The Movement for Homosexual Integration and Liberation in a press release it posted to its website said the government’s decision to end opposition to nuptials for gays and lesbians in the Inter-American Commission on Human Rights case is part of a broader agreement that includes the introduction of a same-sex marriage bill in the Chilean Congress.
“We left the meeting very satisfied,” said the Movement for Homosexual Integration and Liberation. “We appreciate the government’s good disposition towards our proposals and principles, which stress that marriage equality is a human rights issue.”
Hunter T. Carter, a New York-based lawyer who represents the Movement for Homosexual Integration and Liberation in the Inter-American Commission on Human Rights case, also attended Tuesday’s meeting.
“We have reached an agreement in principle,” Carter told the Washington Blade on Tuesday during an interview on Skype from Santiago.
Civil unions ‘skim milk’ marriages
The meeting took place less than a month after a bill that would allow same-sex couples in the South American country to enter into civil unions received final approval.
Former President Sebastián Piñera backed civil unions, but his government argued against the “new definition of marriage” in a brief it filed in the Inter-American Commission on Human Rights case in late 2013. Representatives of the Movement for Homosexual Integration and Liberation last November met with members of Bachelet’s administration to discuss the lawsuit.
“The civil union law represented a significant advance in the rights of same-sex couples in Chile,” Carter told the Blade. “Working on it together with members of the Congress and the president’s team and various ministries provided an opportunity for thoughtful progress on each of the very many aspects, or the very many rights and obligations of marriage.”
“It will nevertheless always end up being a second-class or skim milk marriage,” he added. “So as long as marriage is available to anyone, it should be available to everyone on an equal basis.”
Jaime Parada Hoyl, a gay councilman in the wealthy Santiago enclave of Providencia, echoed Carter when he spoke with the Blade after the Chilean House of Representatives overwhelmingly approved the civil unions bill on Jan. 21.
“Chile today should be discussing marriage equality with good legislative work, and above all with political will,” said Parada.
Same-sex marriage ‘a right to other rights’
Javier Soto, a pastor from the resort city of Viña del Mar, is among the most outspoken critics of the expansion of relationship recognition and other rights to LGBT Chileans.

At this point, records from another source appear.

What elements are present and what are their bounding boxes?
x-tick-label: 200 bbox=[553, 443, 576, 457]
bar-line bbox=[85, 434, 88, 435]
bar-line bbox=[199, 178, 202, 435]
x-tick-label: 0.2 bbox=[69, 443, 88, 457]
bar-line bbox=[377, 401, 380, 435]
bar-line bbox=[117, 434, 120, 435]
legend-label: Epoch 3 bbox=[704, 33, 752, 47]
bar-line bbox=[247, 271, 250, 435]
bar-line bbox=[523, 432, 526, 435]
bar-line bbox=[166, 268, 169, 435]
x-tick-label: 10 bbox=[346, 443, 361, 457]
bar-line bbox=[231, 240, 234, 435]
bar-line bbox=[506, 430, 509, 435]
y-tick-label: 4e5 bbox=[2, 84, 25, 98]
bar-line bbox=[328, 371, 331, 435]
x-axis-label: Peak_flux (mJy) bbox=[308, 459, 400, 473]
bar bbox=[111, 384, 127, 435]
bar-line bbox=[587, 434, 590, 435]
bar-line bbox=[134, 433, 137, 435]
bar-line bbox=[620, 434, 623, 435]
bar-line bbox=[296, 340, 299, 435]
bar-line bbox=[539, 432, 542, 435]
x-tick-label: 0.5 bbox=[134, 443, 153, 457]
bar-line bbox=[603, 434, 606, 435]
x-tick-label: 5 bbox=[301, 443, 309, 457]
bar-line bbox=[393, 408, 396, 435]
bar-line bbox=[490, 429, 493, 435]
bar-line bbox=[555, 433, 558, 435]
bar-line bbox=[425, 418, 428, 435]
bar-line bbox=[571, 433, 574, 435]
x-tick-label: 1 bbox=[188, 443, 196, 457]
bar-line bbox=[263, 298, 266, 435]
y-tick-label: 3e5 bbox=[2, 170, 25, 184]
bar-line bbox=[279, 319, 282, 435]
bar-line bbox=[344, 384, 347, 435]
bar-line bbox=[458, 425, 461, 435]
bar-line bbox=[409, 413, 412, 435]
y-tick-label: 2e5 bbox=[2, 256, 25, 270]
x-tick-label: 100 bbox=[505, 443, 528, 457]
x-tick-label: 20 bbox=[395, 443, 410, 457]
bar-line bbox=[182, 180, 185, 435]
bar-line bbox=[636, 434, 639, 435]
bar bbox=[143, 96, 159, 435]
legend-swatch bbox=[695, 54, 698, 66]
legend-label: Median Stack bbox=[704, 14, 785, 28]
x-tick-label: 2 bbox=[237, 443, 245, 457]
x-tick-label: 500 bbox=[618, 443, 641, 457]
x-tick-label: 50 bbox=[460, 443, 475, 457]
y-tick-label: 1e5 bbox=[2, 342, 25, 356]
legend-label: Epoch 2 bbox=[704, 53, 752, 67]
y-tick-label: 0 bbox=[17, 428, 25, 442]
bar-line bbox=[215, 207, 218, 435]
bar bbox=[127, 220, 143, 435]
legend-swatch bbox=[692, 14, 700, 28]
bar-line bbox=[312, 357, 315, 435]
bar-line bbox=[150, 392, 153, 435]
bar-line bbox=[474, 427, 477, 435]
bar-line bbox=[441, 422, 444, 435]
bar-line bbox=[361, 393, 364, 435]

He said God sparked a massive forest fire in the coastal city of Valparaíso last April because lawmakers were considering the civil unions measure.
Soto frequently confronts Rolando Jiménez, president of the Movement for Homosexual Integration and Liberation. The Chilean government last month announced it had filed a complaint against the pastor after he allegedly threatened gay Congressman Claudio Arriagada Macaya.
Carter told the Blade he did not see Soto when he left Tuesday’s meeting in Santiago.
“The legal sphere is what matters,” said Carter. “Civil, legal marriage is a group of rights that’s a right to other rights.”
The Movement for Homosexual Integration and Liberation on its website said the group and the government will sign a formal agreement in April.
It remains unclear when the Bachelet administration and the Movement for Homosexual Integration and Liberation will formally introduce the same-sex marriage bill in the Chilean Congress.
Carter told the Blade the lawsuit before the Inter-American Commission on Human Rights will move forward in spite of the Chilean government’s new position.
“We’re going to continue the fight,” he said. “We are not going to drop the case until marriage is enacted in Chile.”